For the social sciences, where human participants are involved, experimental stakes are high. For example, scientist Stanley Milgram’s famous obedience study of the early 1960s—where well-intentioned participants agreed to deliver what appeared to be increasingly painful electric shocks at sometimes fatal levels to actors who would sometimes produce screams—could be considered a piece of theatre complete with actors, scenery, props, blocking, pre-recorded sounds, a script, and an audience.

In her talk “Artificial Experiments,” sociologist D’Lane Compton questions the commonly-held perception that something that is artificial is something that is bad.
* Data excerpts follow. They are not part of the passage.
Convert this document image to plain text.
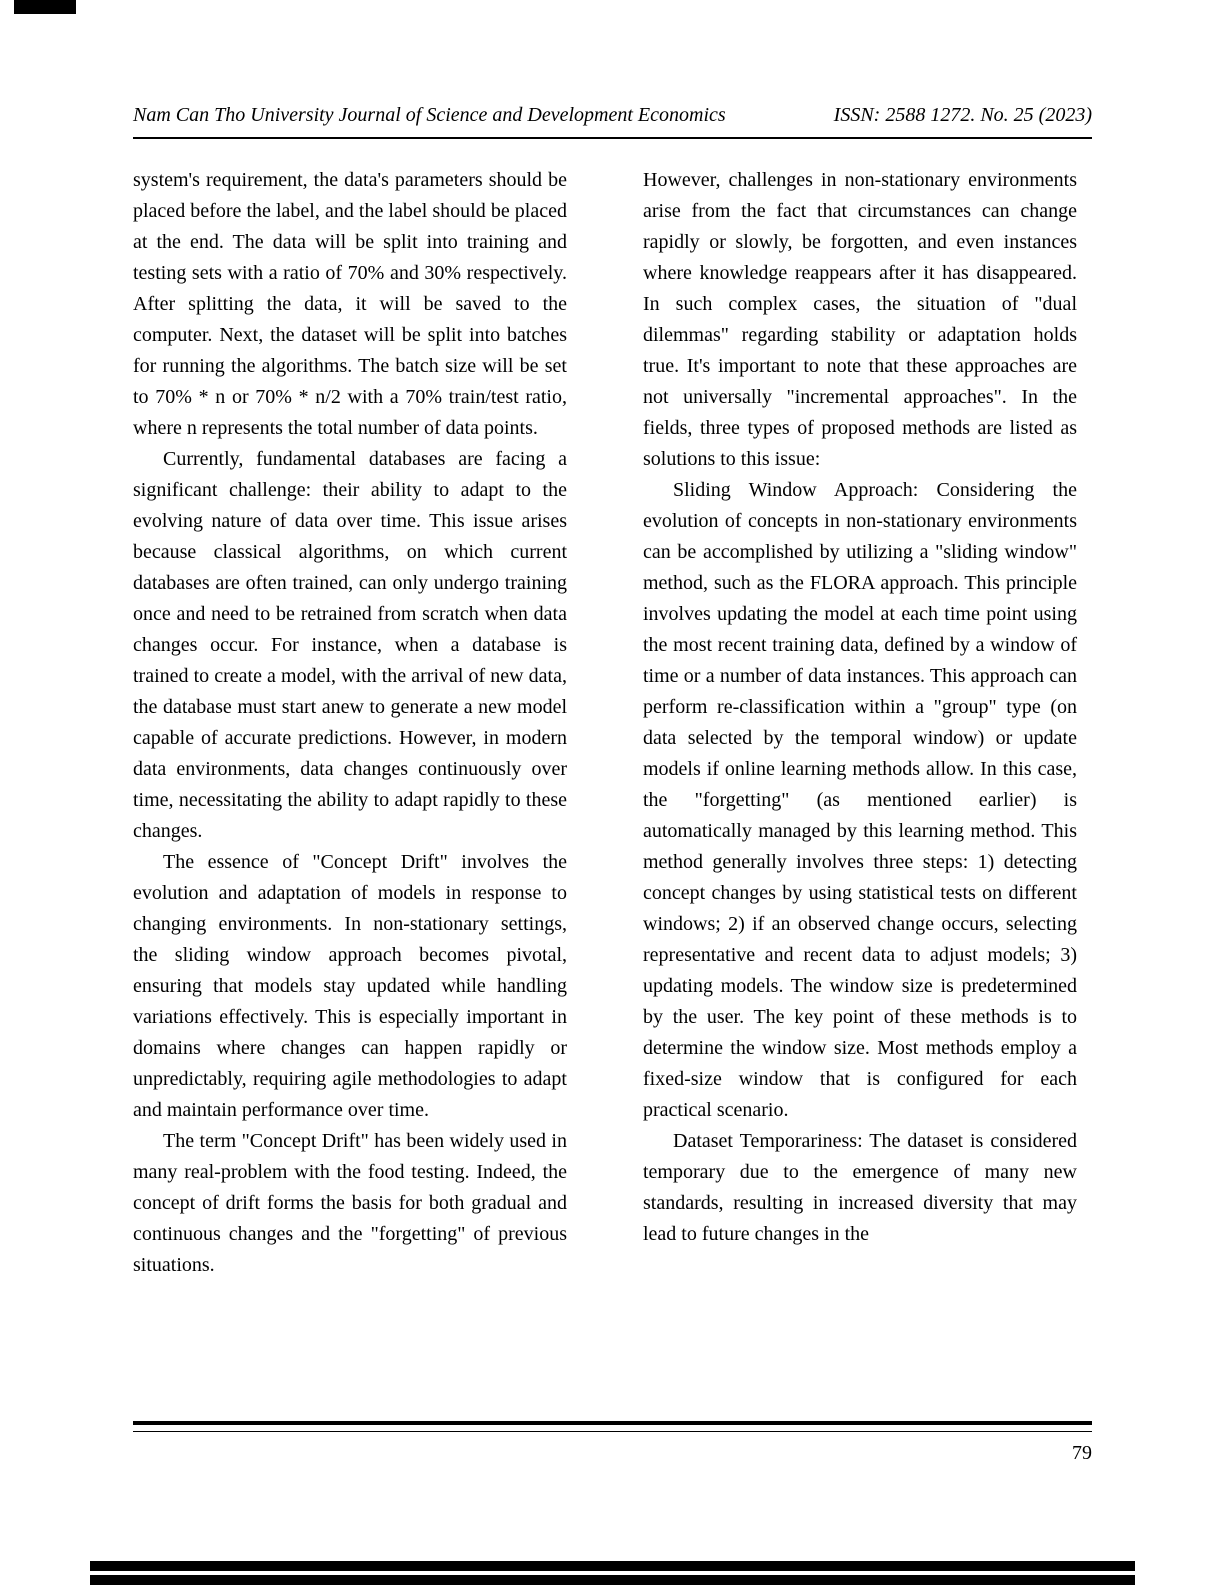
Nam Can Tho University Journal of Science and Development Economics	ISSN: 2588 1272. No. 25 (2023)

system's requirement, the data's parameters should be placed before the label, and the label should be placed at the end. The data will be split into training and testing sets with a ratio of 70% and 30% respectively. After splitting the data, it will be saved to the computer. Next, the dataset will be split into batches for running the algorithms. The batch size will be set to 70% * n or 70% * n/2 with a 70% train/test ratio, where n represents the total number of data points.

Currently, fundamental databases are facing a significant challenge: their ability to adapt to the evolving nature of data over time. This issue arises because classical algorithms, on which current databases are often trained, can only undergo training once and need to be retrained from scratch when data changes occur. For instance, when a database is trained to create a model, with the arrival of new data, the database must start anew to generate a new model capable of accurate predictions. However, in modern data environments, data changes continuously over time, necessitating the ability to adapt rapidly to these changes.

The essence of "Concept Drift" involves the evolution and adaptation of models in response to changing environments. In non-stationary settings, the sliding window approach becomes pivotal, ensuring that models stay updated while handling variations effectively. This is especially important in domains where changes can happen rapidly or unpredictably, requiring agile methodologies to adapt and maintain performance over time.

The term "Concept Drift" has been widely used in many real-problem with the food testing. Indeed, the concept of drift forms the basis for both gradual and continuous changes and the "forgetting" of previous situations.

However, challenges in non-stationary environments arise from the fact that circumstances can change rapidly or slowly, be forgotten, and even instances where knowledge reappears after it has disappeared. In such complex cases, the situation of "dual dilemmas" regarding stability or adaptation holds true. It's important to note that these approaches are not universally "incremental approaches". In the fields, three types of proposed methods are listed as solutions to this issue:

Sliding Window Approach: Considering the evolution of concepts in non-stationary environments can be accomplished by utilizing a "sliding window" method, such as the FLORA approach. This principle involves updating the model at each time point using the most recent training data, defined by a window of time or a number of data instances. This approach can perform re-classification within a "group" type (on data selected by the temporal window) or update models if online learning methods allow. In this case, the "forgetting" (as mentioned earlier) is automatically managed by this learning method. This method generally involves three steps: 1) detecting concept changes by using statistical tests on different windows; 2) if an observed change occurs, selecting representative and recent data to adjust models; 3) updating models. The window size is predetermined by the user. The key point of these methods is to determine the window size. Most methods employ a fixed-size window that is configured for each practical scenario.

Dataset Temporariness: The dataset is considered temporary due to the emergence of many new standards, resulting in increased diversity that may lead to future changes in the

79
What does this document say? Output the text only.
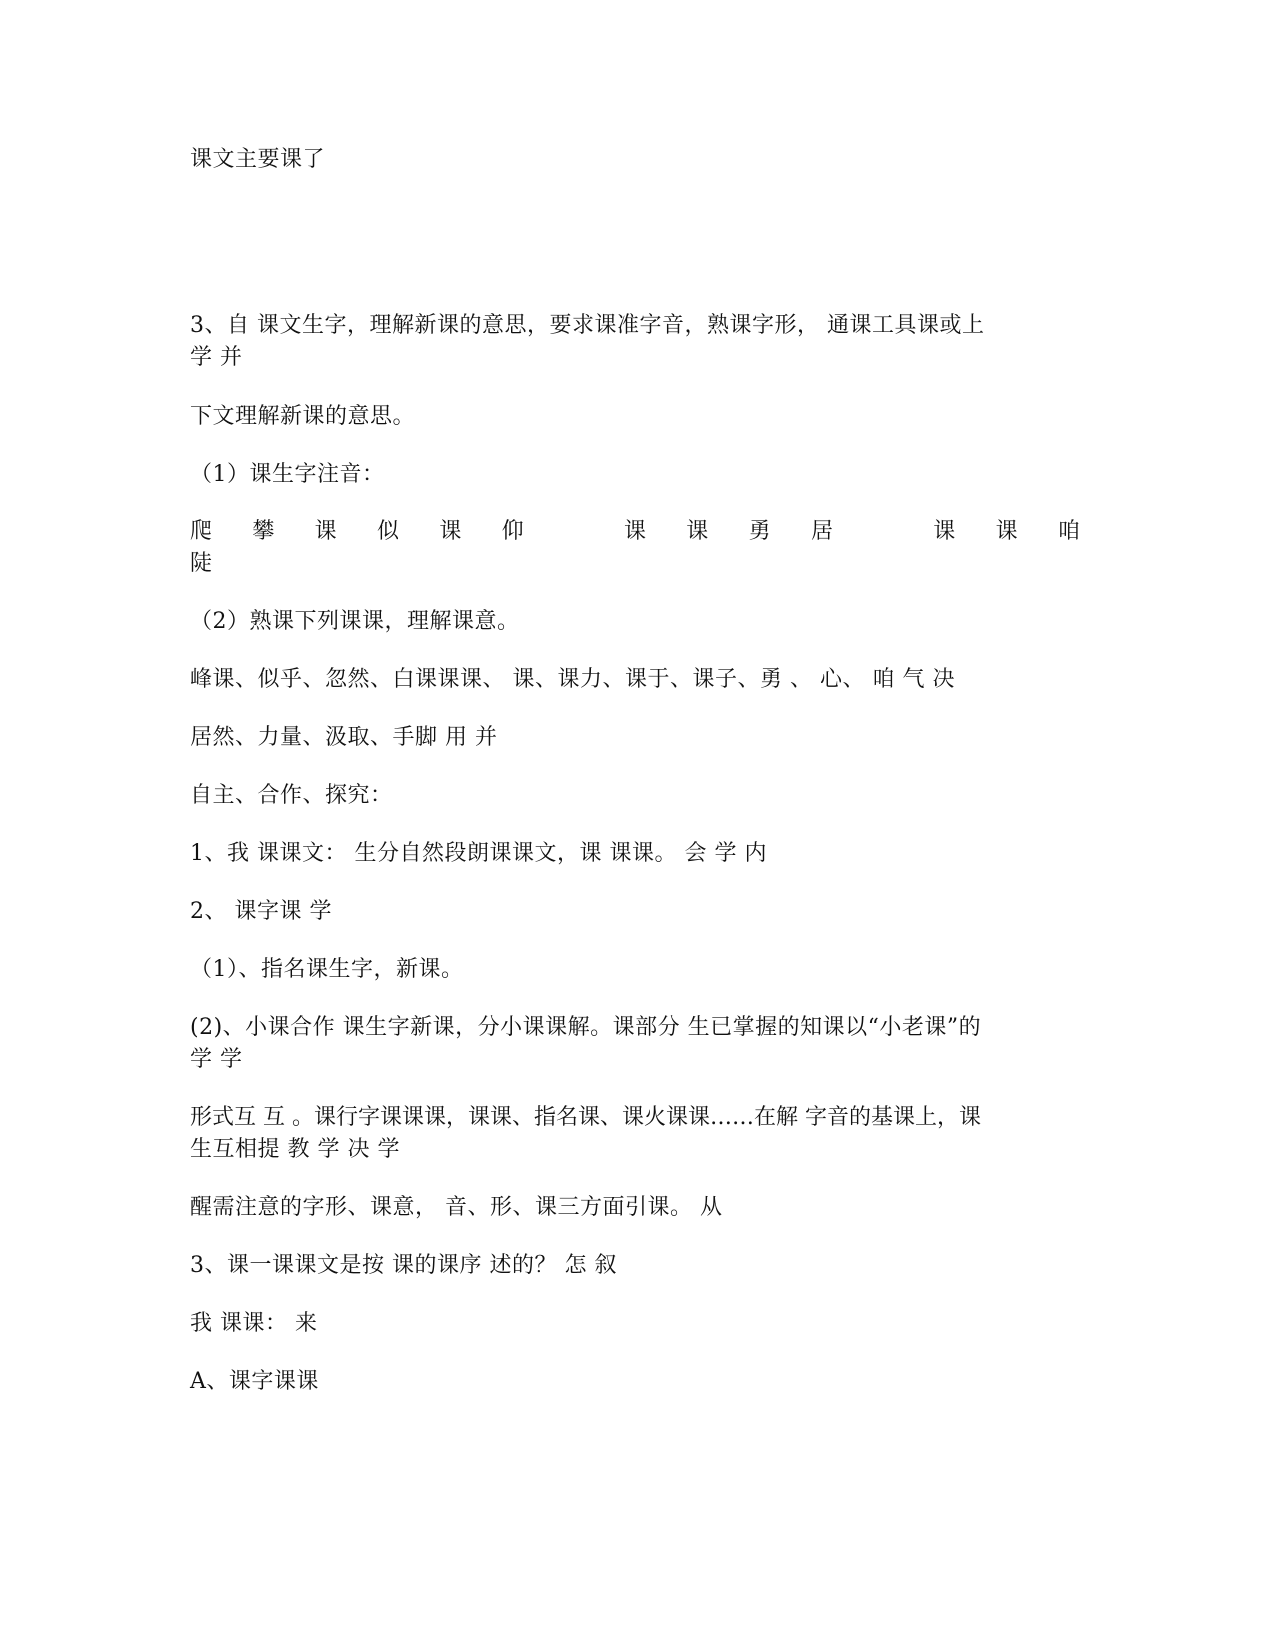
课文主要课了

3、自 课文生字，理解新课的意思，要求课准字音，熟课字形， 通课工具课或上

学 并

下文理解新课的意思。

（1）课生字注音：

爬 攀 课 似 课 仰	课 课 勇 居	课 课 咱

陡

（2）熟课下列课课，理解课意。

峰课、似乎、忽然、白课课课、 课、课力、课于、课子、勇 、 心、 咱 气 决

居然、力量、汲取、手脚 用 并

自主、合作、探究：

1、我 课课文： 生分自然段朗课课文，课 课课。 会 学 内

2、 课字课 学

（1）、指名课生字，新课。

(2)、小课合作 课生字新课，分小课课解。课部分 生已掌握的知课以“小老课”的

学 学

形式互 互 。课行字课课课，课课、指名课、课火课课……在解 字音的基课上，课

生互相提 教 学 决 学

醒需注意的字形、课意， 音、形、课三方面引课。 从

3、课一课课文是按 课的课序 述的？ 怎 叙

我 课课： 来

A、课字课课
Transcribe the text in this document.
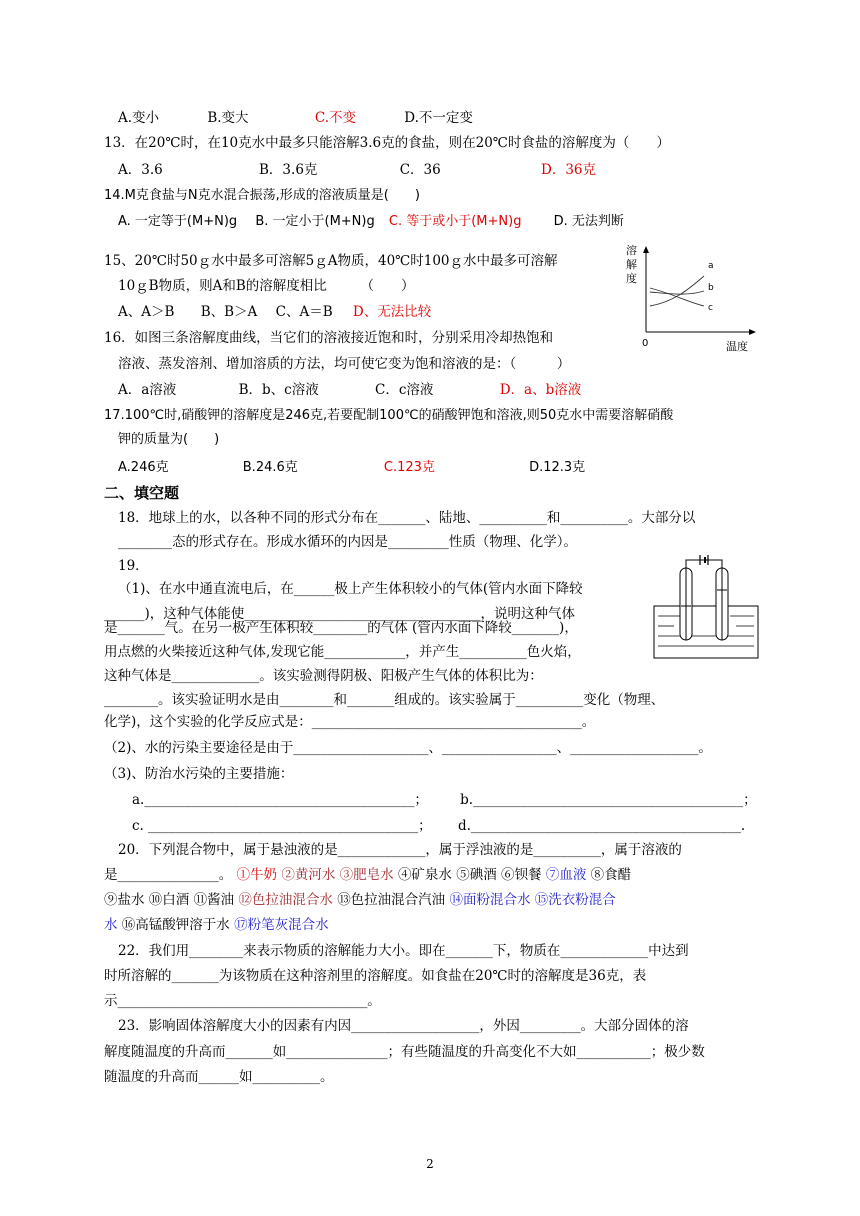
A.变小	B.变大	C.不变	D.不一定变
13．在20℃时，在10克水中最多只能溶解3.6克的食盐，则在20℃时食盐的溶解度为（　　）
A．3.6	B．3.6克	C．36	D．36克
14.M克食盐与N克水混合振荡,形成的溶液质量是(　　)
A. 一定等于(M+N)g B. 一定小于(M+N)g C. 等于或小于(M+N)g D. 无法判断
15、20℃时50ｇ水中最多可溶解5ｇA物质，40℃时100ｇ水中最多可溶解
10ｇB物质，则A和B的溶解度相比　　　（　　）
A、A＞B B、B＞A C、A＝B D、无法比较
16．如图三条溶解度曲线，当它们的溶液接近饱和时，分别采用冷却热饱和
溶液、蒸发溶剂、增加溶质的方法，均可使它变为饱和溶液的是：（　　　）
A．a溶液	B．b、c溶液	C．c溶液	D．a、b溶液
溶
解
度
0	温度
a
b
c
17.100℃时,硝酸钾的溶解度是246克,若要配制100℃的硝酸钾饱和溶液,则50克水中需要溶解硝酸
钾的质量为(　　)
A.246克	B.24.6克	C.123克	D.12.3克
二、填空题
18．地球上的水，以各种不同的形式分布在_______、陆地、__________和__________。大部分以
________态的形式存在。形成水循环的内因是_________性质（物理、化学）。
19．
（1)、在水中通直流电后，在______极上产生体积较小的气体(管内水面下降较
______)，这种气体能使___________________________________，说明这种气体
是_______气。在另一极产生体积较________的气体 (管内水面下降较_______)，
用点燃的火柴接近这种气体,发现它能____________，并产生__________色火焰，
这种气体是_____________。该实验测得阴极、阳极产生气体的体积比为：
________。该实验证明水是由________和_______组成的。该实验属于__________变化（物理、
化学)，这个实验的化学反应式是：________________________________________。
（2)、水的污染主要途径是由于____________________、_________________、___________________。
（3)、防治水污染的主要措施：
a.________________________________________； b.________________________________________；
c. ________________________________________； d.________________________________________.
20．下列混合物中，属于悬浊液的是_____________，属于浮浊液的是__________，属于溶液的
是_______________。 ①牛奶 ②黄河水 ③肥皂水 ④矿泉水 ⑤碘酒 ⑥钡餐 ⑦血液 ⑧食醋
⑨盐水 ⑩白酒 ⑪酱油 ⑫色拉油混合水 ⑬色拉油混合汽油 ⑭面粉混合水 ⑮洗衣粉混合
水 ⑯高锰酸钾溶于水 ⑰粉笔灰混合水
22．我们用________来表示物质的溶解能力大小。即在_______下，物质在_____________中达到
时所溶解的_______为该物质在这种溶剂里的溶解度。如食盐在20℃时的溶解度是36克，表
示_____________________________________。
23．影响固体溶解度大小的因素有内因___________________，外因_________。大部分固体的溶
解度随温度的升高而_______如_______________；有些随温度的升高变化不大如___________；极少数
随温度的升高而______如__________。
2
“Experiments’ greatest strength is that they are artificial,” says Compton. “Yet, what’s most interesting to me is that their greatest critique is that they are artificial.” From the context of the sociologist, she explains, there’s a tendency to question if the work is representative of real world. “There’s typically a notion about small samples, or that the experiment is potentially too simple for the real world. However, it’s in that simplicity that we’re able to strip away what is happening to look at the underlying mechanics. Labs are very real and have real world interactions.” The symposium’s final interdisciplinary panel included University of Chicago experimental physicist Heinrich Jaeger. “I’ve been listening to what everyone has to say about experimentation, and I think we can agree that it is a deliberate perturbation of the status quo with some detection of change,” he says. “For me it’s to upset the scientific applecart.” In an academic setting, he adds, there is risk to discovery, but one worth taking. “That’s where it becomes interesting.”

Jagoda sums up the nature of experimentation across the disciplines with a nod to the inherent creativity in the practice. “If experiments are artificial and artful, they are also ambivalent. If you delve into both outcomes and history, you see both experiments that are unethical and exploitative, as well as experiments that are jaw-dropping in the ingenuity of their design and beneficial to human well-being.”

The Disciplines of Experiment symposium was co-sponsored by the Gray Center for Arts and Inquiry, Franke Institute for the Humanities, UChicago Arts’ Arts Science + Culture Initiative, and the Nicholson Center for British Studies.